“And how do you expect to do that?” he demanded, glaring at her. “Do you have a ship standing by, waiting to take you?”
“Well…no,” Elli had to admit. “But I’m sure I can find a way.”
“At least let me take you there,” Roke said and for a moment his scowl slipped, to be replaced by a look of desperate unhappiness and regret. “Allow me to see you safely home—let me do that much for you, little priestess.”
Elli swallowed the lump in her throat and tried to keep her voice calm.
“Thank you. I accept your offer.”
“Good. Ellilah—” Roke reached for her but she stepped away quickly.
“And now I really have to go—you know I can’t keep the Prince waiting. I…I’ll see you here, after the parade,” she told him.
Then she left, before he could see the tears stinging her eyes overflow down her cheeks.
Forty-Three
“Damn it all to the Seven Hells!” Roke swore as he watched her go. How had everything gotten so fucked up in just a few short hours?
He had no idea, but he wished he could go back in time to just before the Supper last night and make some excuse to keep from doing what he had done to Ellilah. Taking her virginity had been wrong, even though at the time it had seemed like the only choice.
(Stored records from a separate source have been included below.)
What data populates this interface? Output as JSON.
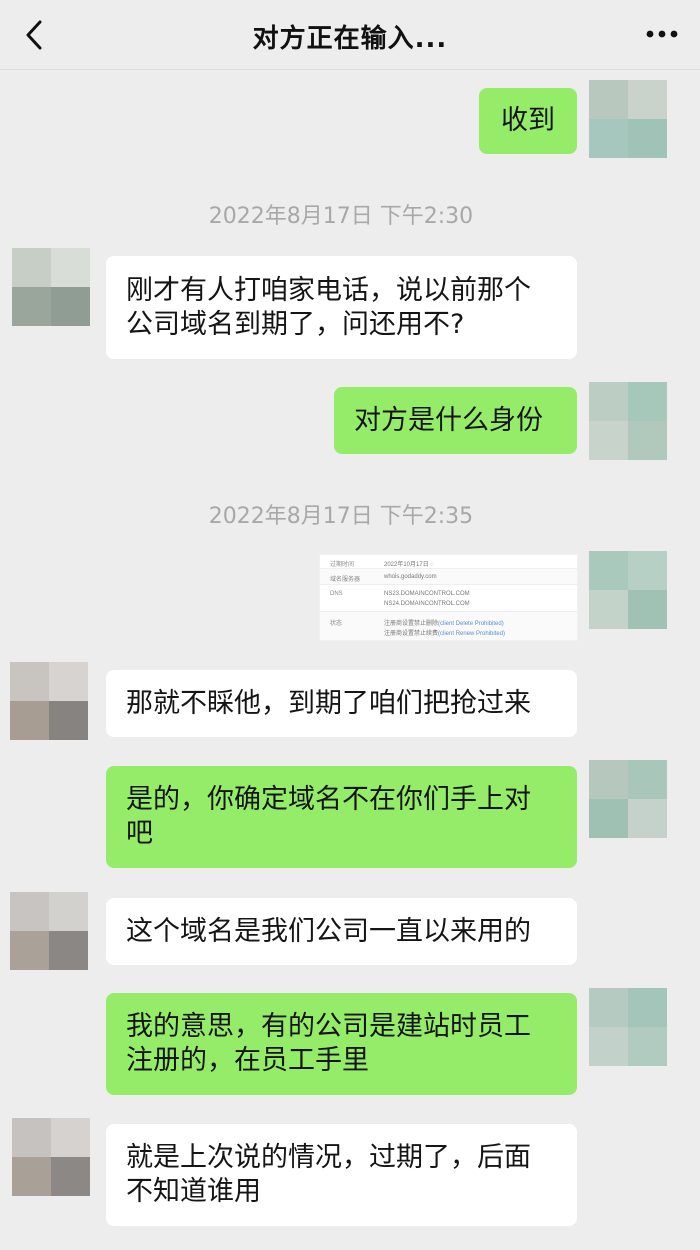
{
  "header": {
    "title": "对方正在输入...",
    "back_icon": "chevron-left-icon",
    "more_icon": "more-dots-icon"
  },
  "timestamps": [
    "2022年8月17日 下午2:30",
    "2022年8月17日 下午2:35"
  ],
  "messages": [
    {
      "side": "out",
      "text": "收到"
    },
    {
      "side": "in",
      "text": "刚才有人打咱家电话，说以前那个公司域名到期了，问还用不?"
    },
    {
      "side": "out",
      "text": "对方是什么身份"
    },
    {
      "side": "out",
      "type": "image"
    },
    {
      "side": "in",
      "text": "那就不睬他，到期了咱们把抢过来"
    },
    {
      "side": "out",
      "text": "是的，你确定域名不在你们手上对吧"
    },
    {
      "side": "in",
      "text": "这个域名是我们公司一直以来用的"
    },
    {
      "side": "out",
      "text": "我的意思，有的公司是建站时员工注册的，在员工手里"
    },
    {
      "side": "in",
      "text": "就是上次说的情况，过期了，后面不知道谁用"
    }
  ],
  "screenshot": {
    "rows": [
      {
        "key": "过期时间",
        "values": [
          "2022年10月17日 ◌"
        ]
      },
      {
        "key": "域名服务器",
        "values": [
          "whois.godaddy.com"
        ]
      },
      {
        "key": "DNS",
        "values": [
          "NS23.DOMAINCONTROL.COM",
          "NS24.DOMAINCONTROL.COM"
        ]
      },
      {
        "key": "状态",
        "values": [
          "注册商设置禁止删除",
          "注册商设置禁止续费"
        ],
        "links": [
          "(client Delete Prohibited)",
          "(client Renew Prohibited)"
        ]
      }
    ]
  },
  "colors": {
    "background": "#ededed",
    "outgoing_bubble": "#95ec69",
    "incoming_bubble": "#ffffff",
    "timestamp": "#a8a8a8"
  }
}
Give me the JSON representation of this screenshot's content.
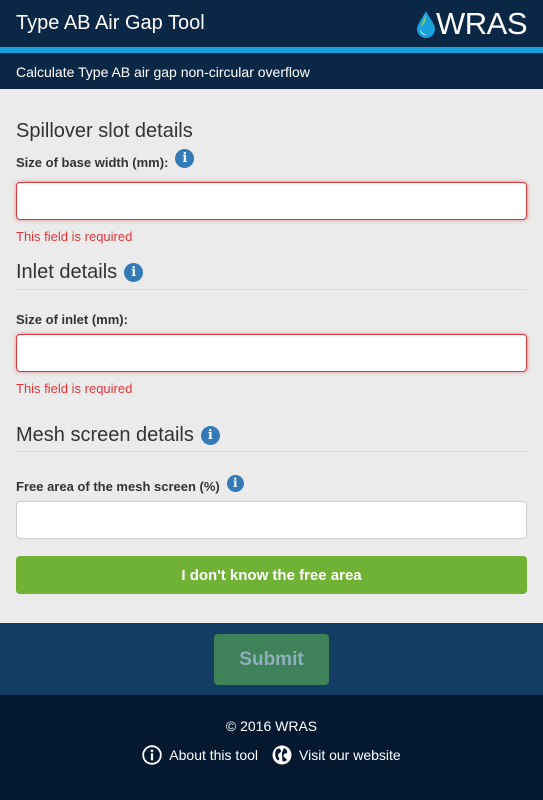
{
  "header": {
    "title": "Type AB Air Gap Tool",
    "logo_text": "WRAS",
    "subtitle": "Calculate Type AB air gap non-circular overflow"
  },
  "spillover": {
    "section_title": "Spillover slot details",
    "field_label": "Size of base width (mm):",
    "value": "",
    "error": "This field is required"
  },
  "inlet": {
    "section_title": "Inlet details",
    "field_label": "Size of inlet (mm):",
    "value": "",
    "error": "This field is required"
  },
  "mesh": {
    "section_title": "Mesh screen details",
    "field_label": "Free area of the mesh screen (%)",
    "value": "",
    "unknown_button": "I don't know the free area"
  },
  "actions": {
    "submit": "Submit"
  },
  "footer": {
    "copyright": "© 2016 WRAS",
    "about_link": "About this tool",
    "website_link": "Visit our website"
  },
  "icons": {
    "info": "info-icon",
    "globe": "globe-icon",
    "water_drop": "water-drop-icon"
  },
  "colors": {
    "header_bg": "#0b2746",
    "accent_stripe": "#18a0de",
    "error": "#e0373a",
    "green_button": "#70b235",
    "submit_bar": "#133d63",
    "submit_button": "#3f8158",
    "footer_bg": "#04182f",
    "info_icon": "#337ab7"
  }
}
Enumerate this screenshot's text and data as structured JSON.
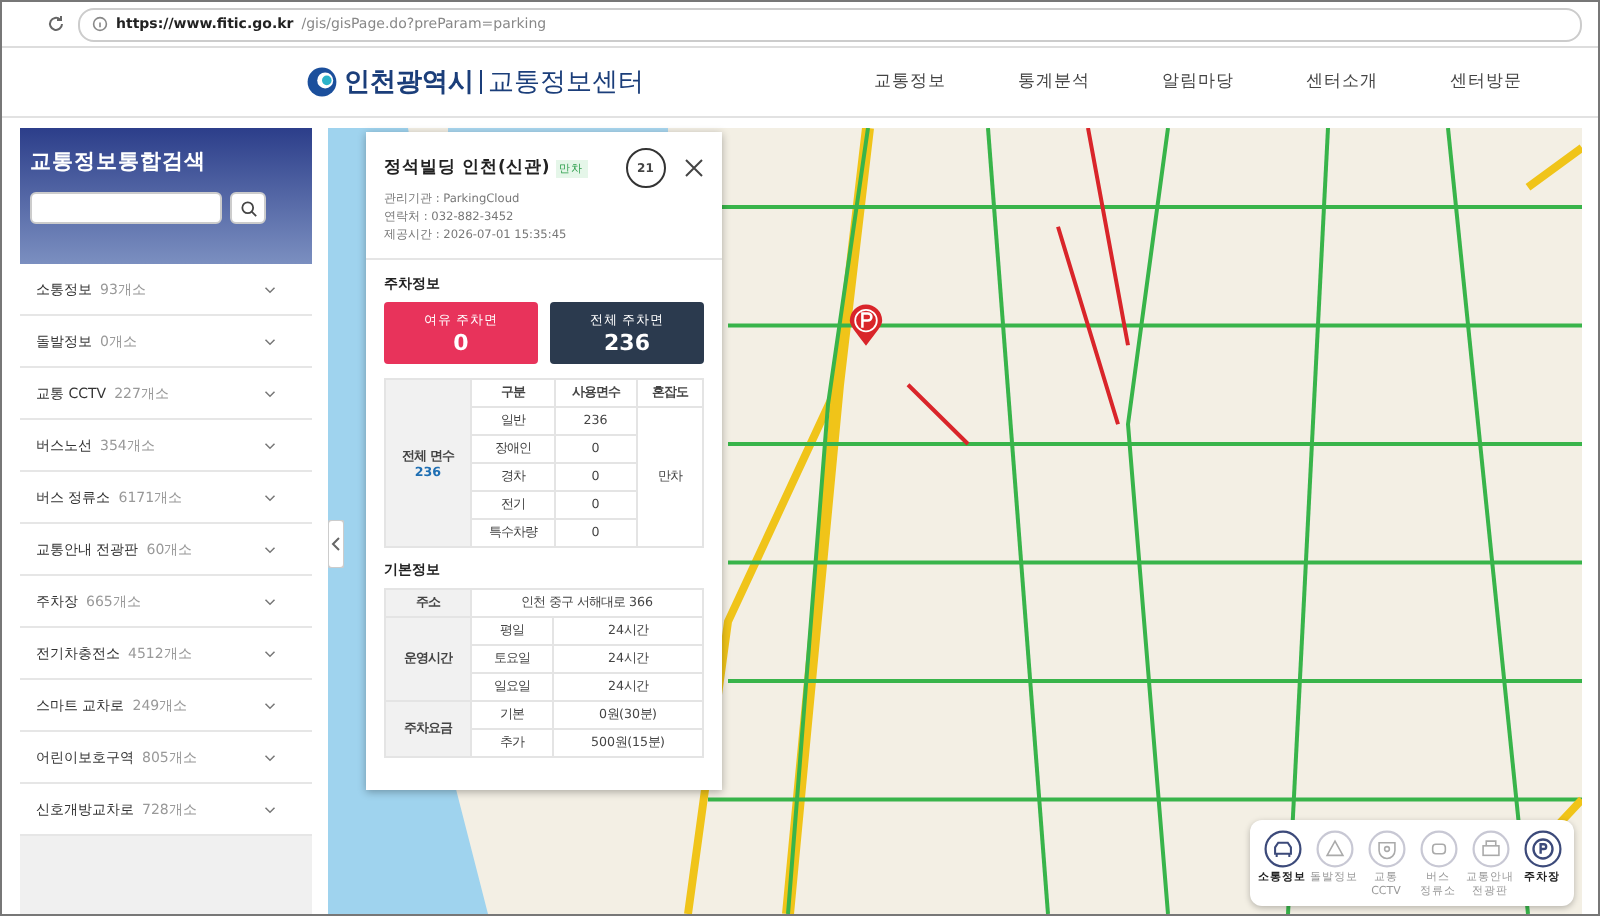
{
  "browser": {
    "url_host": "https://www.fitic.go.kr",
    "url_path": "/gis/gisPage.do?preParam=parking"
  },
  "header": {
    "logo_city": "인천광역시",
    "logo_center": "교통정보센터",
    "nav": [
      "교통정보",
      "통계분석",
      "알림마당",
      "센터소개",
      "센터방문"
    ]
  },
  "sidebar": {
    "title": "교통정보통합검색",
    "items": [
      {
        "name": "소통정보",
        "count": "93개소"
      },
      {
        "name": "돌발정보",
        "count": "0개소"
      },
      {
        "name": "교통 CCTV",
        "count": "227개소"
      },
      {
        "name": "버스노선",
        "count": "354개소"
      },
      {
        "name": "버스 정류소",
        "count": "6171개소"
      },
      {
        "name": "교통안내 전광판",
        "count": "60개소"
      },
      {
        "name": "주차장",
        "count": "665개소"
      },
      {
        "name": "전기차충전소",
        "count": "4512개소"
      },
      {
        "name": "스마트 교차로",
        "count": "249개소"
      },
      {
        "name": "어린이보호구역",
        "count": "805개소"
      },
      {
        "name": "신호개방교차로",
        "count": "728개소"
      }
    ]
  },
  "popup": {
    "title": "정석빌딩 인천(신관)",
    "badge": "만차",
    "icon_number": "21",
    "info": [
      "관리기관 : ParkingCloud",
      "연락처 : 032-882-3452",
      "제공시간 : 2026-07-01 15:35:45"
    ],
    "parking_section": "주차정보",
    "cards": [
      {
        "kind": "available",
        "label": "여유 주차면",
        "value": "0"
      },
      {
        "kind": "total",
        "label": "전체 주차면",
        "value": "236"
      }
    ],
    "usage": {
      "total_label": "전체 면수",
      "total_value": "236",
      "columns": [
        "구분",
        "사용면수",
        "혼잡도"
      ],
      "congestion": "만차",
      "rows": [
        {
          "type": "일반",
          "used": "236"
        },
        {
          "type": "장애인",
          "used": "0"
        },
        {
          "type": "경차",
          "used": "0"
        },
        {
          "type": "전기",
          "used": "0"
        },
        {
          "type": "특수차량",
          "used": "0"
        }
      ]
    },
    "basic_section": "기본정보",
    "address": {
      "label": "주소",
      "value": "인천 중구 서해대로 366"
    },
    "hours": {
      "label": "운영시간",
      "rows": [
        {
          "day": "평일",
          "value": "24시간"
        },
        {
          "day": "토요일",
          "value": "24시간"
        },
        {
          "day": "일요일",
          "value": "24시간"
        }
      ]
    },
    "fee": {
      "label": "주차요금",
      "rows": [
        {
          "day": "기본",
          "value": "0원(30분)"
        },
        {
          "day": "추가",
          "value": "500원(15분)"
        }
      ]
    }
  },
  "legend": [
    {
      "kind": "traffic",
      "lines": [
        "소통정보"
      ],
      "selected": true
    },
    {
      "kind": "incident",
      "lines": [
        "돌발정보"
      ],
      "selected": false
    },
    {
      "kind": "cctv",
      "lines": [
        "교통",
        "CCTV"
      ],
      "selected": false
    },
    {
      "kind": "bus",
      "lines": [
        "버스",
        "정류소"
      ],
      "selected": false
    },
    {
      "kind": "sign",
      "lines": [
        "교통안내",
        "전광판"
      ],
      "selected": false
    },
    {
      "kind": "parking",
      "lines": [
        "주차장"
      ],
      "selected": true
    }
  ]
}
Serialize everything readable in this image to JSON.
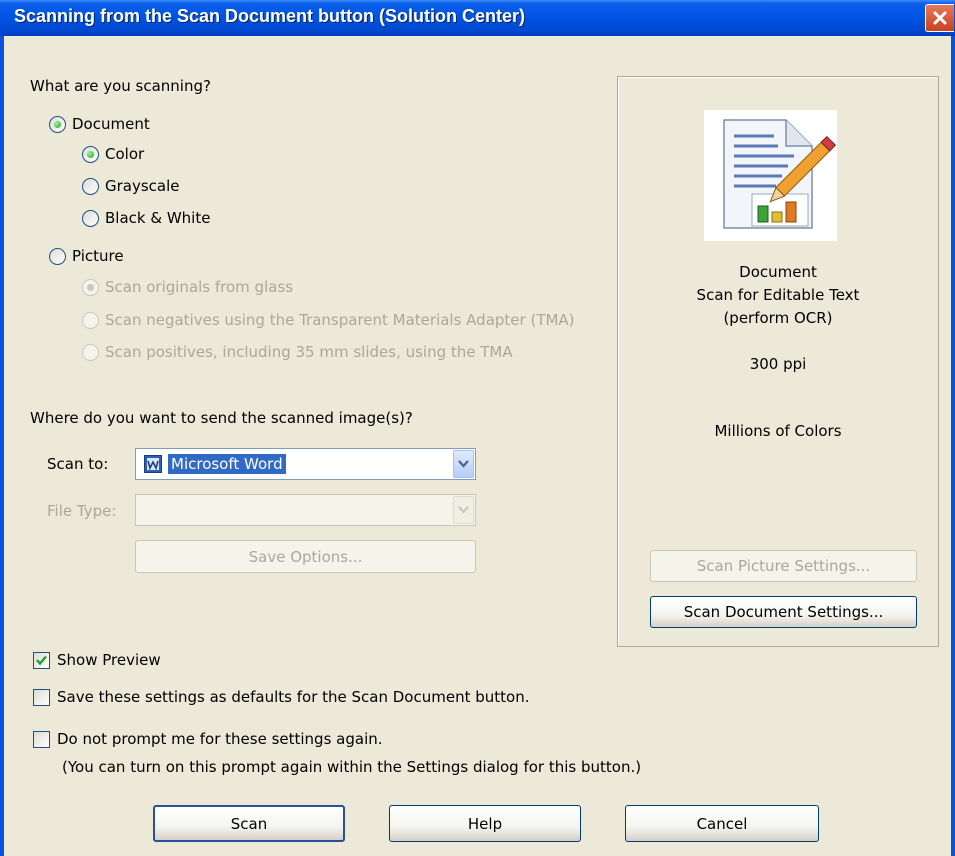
{
  "window": {
    "title": "Scanning from the Scan Document button (Solution Center)"
  },
  "section_scan_type": {
    "heading": "What are you scanning?",
    "document_label": "Document",
    "color_label": "Color",
    "grayscale_label": "Grayscale",
    "bw_label": "Black & White",
    "picture_label": "Picture",
    "picture_glass_label": "Scan originals from glass",
    "picture_negatives_label": "Scan negatives using the Transparent Materials Adapter (TMA)",
    "picture_positives_label": "Scan positives, including 35 mm slides, using the TMA",
    "selected_type": "Document",
    "selected_color_mode": "Color"
  },
  "section_destination": {
    "heading": "Where do you want to send the scanned image(s)?",
    "scan_to_label": "Scan to:",
    "scan_to_value": "Microsoft Word",
    "file_type_label": "File Type:",
    "file_type_value": "",
    "save_options_label": "Save Options..."
  },
  "preview": {
    "line1": "Document",
    "line2": "Scan for Editable Text",
    "line3": "(perform OCR)",
    "resolution": "300 ppi",
    "color_depth": "Millions of Colors",
    "scan_picture_settings_label": "Scan Picture Settings...",
    "scan_document_settings_label": "Scan Document Settings..."
  },
  "options": {
    "show_preview_label": "Show Preview",
    "show_preview_checked": true,
    "save_defaults_label": "Save these settings as defaults for the Scan Document button.",
    "save_defaults_checked": false,
    "no_prompt_label": "Do not prompt me for these settings again.",
    "no_prompt_note": "(You can turn on this prompt again within the Settings dialog for this button.)",
    "no_prompt_checked": false
  },
  "footer": {
    "scan_label": "Scan",
    "help_label": "Help",
    "cancel_label": "Cancel"
  },
  "colors": {
    "titlebar": "#0055e5",
    "dialog_bg": "#ece9d8",
    "selection": "#316ac5",
    "disabled_text": "#aca899"
  }
}
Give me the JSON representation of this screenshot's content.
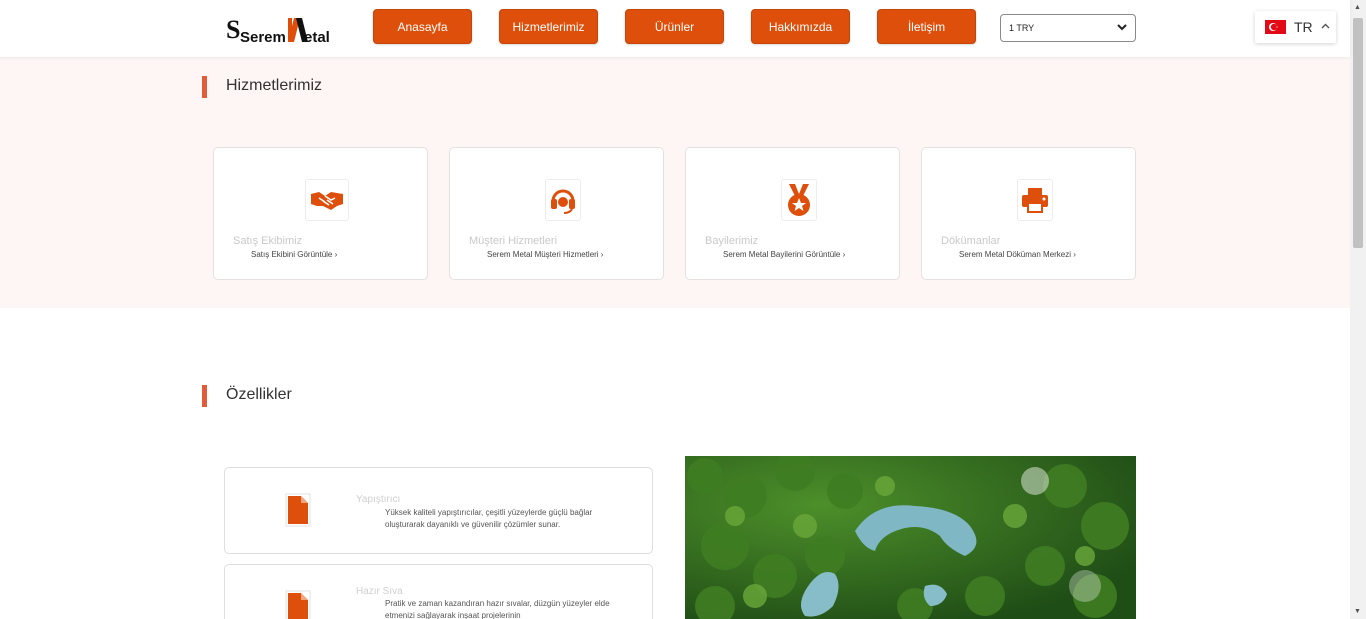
{
  "header": {
    "logo_text_a": "Serem",
    "logo_text_b": "Metal",
    "nav": [
      {
        "label": "Anasayfa"
      },
      {
        "label": "Hizmetlerimiz"
      },
      {
        "label": "Ürünler"
      },
      {
        "label": "Hakkımızda"
      },
      {
        "label": "İletişim"
      }
    ],
    "currency": {
      "selected": "1 TRY"
    },
    "language": {
      "code": "TR",
      "flag": "turkey-flag-icon"
    }
  },
  "services": {
    "title": "Hizmetlerimiz",
    "cards": [
      {
        "title": "Satış Ekibimiz",
        "link": "Satış Ekibini Görüntüle ›",
        "icon": "handshake-icon"
      },
      {
        "title": "Müşteri Hizmetleri",
        "link": "Serem Metal Müşteri Hizmetleri ›",
        "icon": "headset-icon"
      },
      {
        "title": "Bayilerimiz",
        "link": "Serem Metal Bayilerini Görüntüle ›",
        "icon": "medal-icon"
      },
      {
        "title": "Dökümanlar",
        "link": "Serem Metal Döküman Merkezi ›",
        "icon": "printer-icon"
      }
    ]
  },
  "features": {
    "title": "Özellikler",
    "items": [
      {
        "title": "Yapıştırıcı",
        "description": "Yüksek kaliteli yapıştırıcılar, çeşitli yüzeylerde güçlü bağlar oluşturarak dayanıklı ve güvenilir çözümler sunar.",
        "icon": "document-icon"
      },
      {
        "title": "Hazır Sıva",
        "description": "Pratik ve zaman kazandıran hazır sıvalar, düzgün yüzeyler elde etmenizi sağlayarak inşaat projelerinin",
        "icon": "document-icon"
      }
    ]
  },
  "colors": {
    "accent": "#dd4f0a",
    "section_bar": "#e05b3a",
    "services_bg": "#fdf6f4"
  }
}
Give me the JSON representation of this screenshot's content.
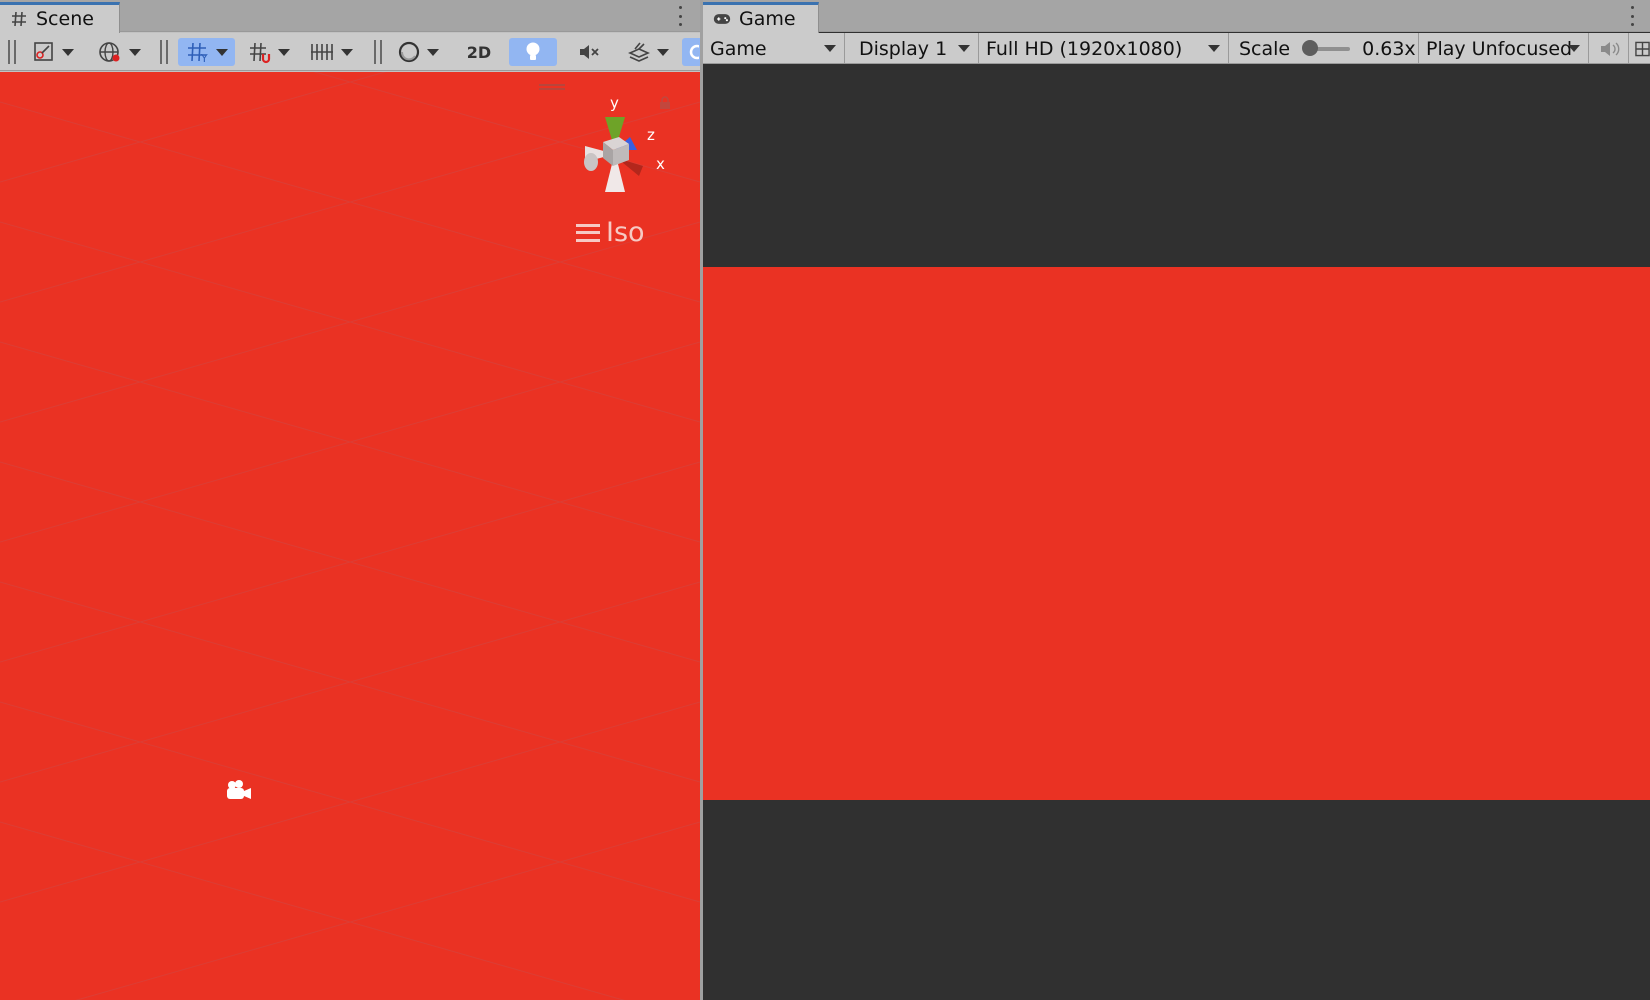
{
  "scene": {
    "tab_label": "Scene",
    "toolbar": {
      "mode_2d_label": "2D"
    },
    "gizmo": {
      "axis_y": "y",
      "axis_z": "z",
      "axis_x": "x"
    },
    "projection_label": "Iso",
    "background_color": "#ea3223"
  },
  "game": {
    "tab_label": "Game",
    "toolbar": {
      "view_select": "Game",
      "display_select": "Display 1",
      "resolution_select": "Full HD (1920x1080)",
      "scale_label": "Scale",
      "scale_value": "0.63x",
      "play_mode_select": "Play Unfocused"
    },
    "letterbox_color": "#303030",
    "viewport_color": "#ea3223"
  },
  "colors": {
    "active_tool": "#92b6f2",
    "tab_accent": "#3a72b0"
  }
}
You used her, a savage little voice in his head accused. Used her with no intention of bonding her to you. What kind of life will she have now? Can she even be a priestess now that her vows have been broken so irrevocably? Have you condemned her to a life of punishment and exile?
Roke had no answers—only guilt.
Should have bonded her to you when you had the chance, whispered that same little voice. Now it’s too late—you’ve lost her forever.
But he didn’t want to bond with Ellilah or anyone—did he? He was a Havoc, damn it! Well, half Havoc, but that was enough.
Closing his eyes, Roke remembered his Sire’s unending grief after the death of his mother. He had been a shell of a male—hollowed out by the emotional agony of losing the one who mattered most to him in the world.
The minute Roke was out of the house and safely on his own, his Sire had taken his own life. It was as though he had lived just long enough to raise his son and then given in to the grief that had been bearing down on him for years.
They said he must have killed himself within the hour after I left, Roke thought, remembering his first and last vid-call home, when he had learned of his father’s suicide. He did his duty by me and then went to meet my mother the moment I stepped out the door. He simply couldn’t live without her anymore.
Was that what he wanted, Roke asked himself? That constant vulnerability to endless, heartbreaking, debilitating grief? Because that was what he would be letting himself in for if he bonded the little priestess to him. He would live with her, happy in the euphoria of her love, but always in the back of his mind would be the knowledge that if something happened to her he would be driven mad with the agony of loss…
It’s better to let her go—safer, he argued with himself. And she doesn’t want to bond with you anyway. She’s a priestess—she has another life aboard the Mother Ship.
A life he might have ruined for her forever.
And then the guilt came back and he was right back where he had started, having come full circle. It was maddening.
I’m a fool, Roke told himself. An indecisive idiot.
Forget going back in time to stop the events of the night before—he wished he could go all the way back to the human’s Christmas party aboard the Mother Ship and stop himself from drugging the punch. Maybe even stop himself from meeting Ellilah in the first place!
If only it was possible to do that—to go back and stop himself from meeting her—to stop himself from falling in love.
But it was too late for that, Roke admitted to himself. Too late to do anything but call himself a fool and try to live with the consequences of his actions.
Forty-Four
The parade was long and tiresome, winding as it did through all the long cobblestone streets of Capital City. Elli was glad she’d decided to wear her riding boots under her long red dress. If she’d worn the thin satin slippers that went with it, her feet would have been horribly sore long before the splendid spectacle was over.
At least Demon was behaving himself beautifully. Elli had explained to him before the parade what was expected of him and though he didn’t like carrying the Crown Prince, he was docile and quiet because she was at his head, leading him through the cheering crowds.